Where the Fire Was Kept

 I was not raised to demand answers. I was taught to observe. To read the trail before stepping onto it. To listen to what is not said. Real friendship, to me, is like tending a small fire. You do not stomp around it asking for warmth—you sit close, watch how it moves, add wood when needed. The ones I call true friends are those who know when the fire’s burning low without being told. They don’t wait for a signal to ask how I’m doing. They know. And if they don’t, they ask—not out of politeness, but because their spirit is tied to mine.

I do not come from a place where attention is affection. I come from a place where knowing is care. Where you notice when someone’s footsteps change. Where you remember how they carry pain, even when they smile. My friends are the ones who do not need to be reminded how I’m built. They already know that silence, for me, is not absence—it is healing, it is wind moving through the trees, it is space made sacred by trust. But silence that stretches too far, without the check of kindness, becomes something else. It becomes forgetting.

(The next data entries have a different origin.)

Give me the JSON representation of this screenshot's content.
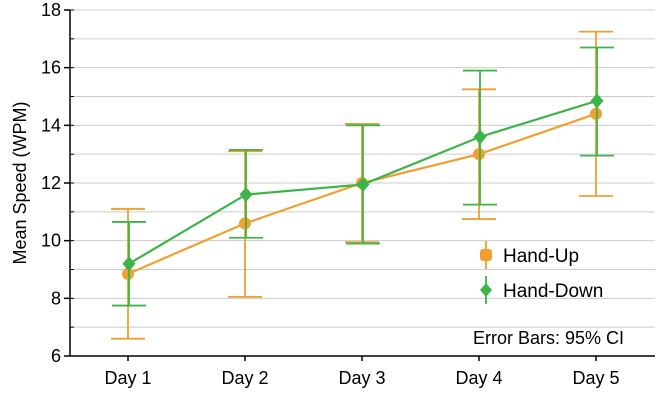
{
  "chart_data": {
    "type": "line",
    "title": "",
    "xlabel": "",
    "ylabel": "Mean Speed (WPM)",
    "categories": [
      "Day 1",
      "Day 2",
      "Day 3",
      "Day 4",
      "Day 5"
    ],
    "ylim": [
      6,
      18
    ],
    "yticks": [
      "6",
      "8",
      "10",
      "12",
      "14",
      "16",
      "18"
    ],
    "grid": "horizontal",
    "legend_position": "right",
    "series": [
      {
        "name": "Hand-Up",
        "color": "#f0a030",
        "marker": "circle",
        "values": [
          8.85,
          10.6,
          12.0,
          13.0,
          14.4
        ],
        "ci_low": [
          6.6,
          8.05,
          9.95,
          10.75,
          11.55
        ],
        "ci_high": [
          11.1,
          13.1,
          14.05,
          15.25,
          17.25
        ]
      },
      {
        "name": "Hand-Down",
        "color": "#3cb44a",
        "marker": "diamond",
        "values": [
          9.2,
          11.6,
          11.95,
          13.6,
          14.85
        ],
        "ci_low": [
          7.75,
          10.1,
          9.9,
          11.25,
          12.95
        ],
        "ci_high": [
          10.65,
          13.15,
          14.0,
          15.9,
          16.7
        ]
      }
    ],
    "annotation": "Error Bars: 95% CI"
  }
}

And I am not meant to be forgotten.

Friendship, to me, is not only in the speaking. It is in the daily tending, the watching of skies together, the checking of wounds without calling attention to them. It is someone seeing my tired eyes and saying, “I’m here today,” without asking for anything in return. It is not too much to talk daily—or nearly so—with those who know me best. That rhythm is not clinginess. It is medicine. It is the drumbeat of belonging. When days go by without a word, I do not feel peace. I feel the cold edge of a trail going quiet.

I can speak with all kinds of people. I was taught to listen between their words. But even so, I do not forget what friendship is. It is not one-sided storytelling. It is not showing up only when you need something. It is shared ground. It is two people who walk beside each other—not just when the sky is clear, but when the storm rolls in and vision narrows.

I will not beg to be seen. But I will remember who looked away. I will remember who stayed when my voice fell soft. Who kept the fire going when my hands were too tired. Who asked, “How are you really?” before I even knew I needed to be asked.

Because friendship, as I was taught, is sacred work. Not a favor. Not a sometimes thing. But a path that must be walked, together. And if you forget to walk it, I will not chase. I will sit with the wind in the trees and remember you quietly. But I will not forget myself in the waiting.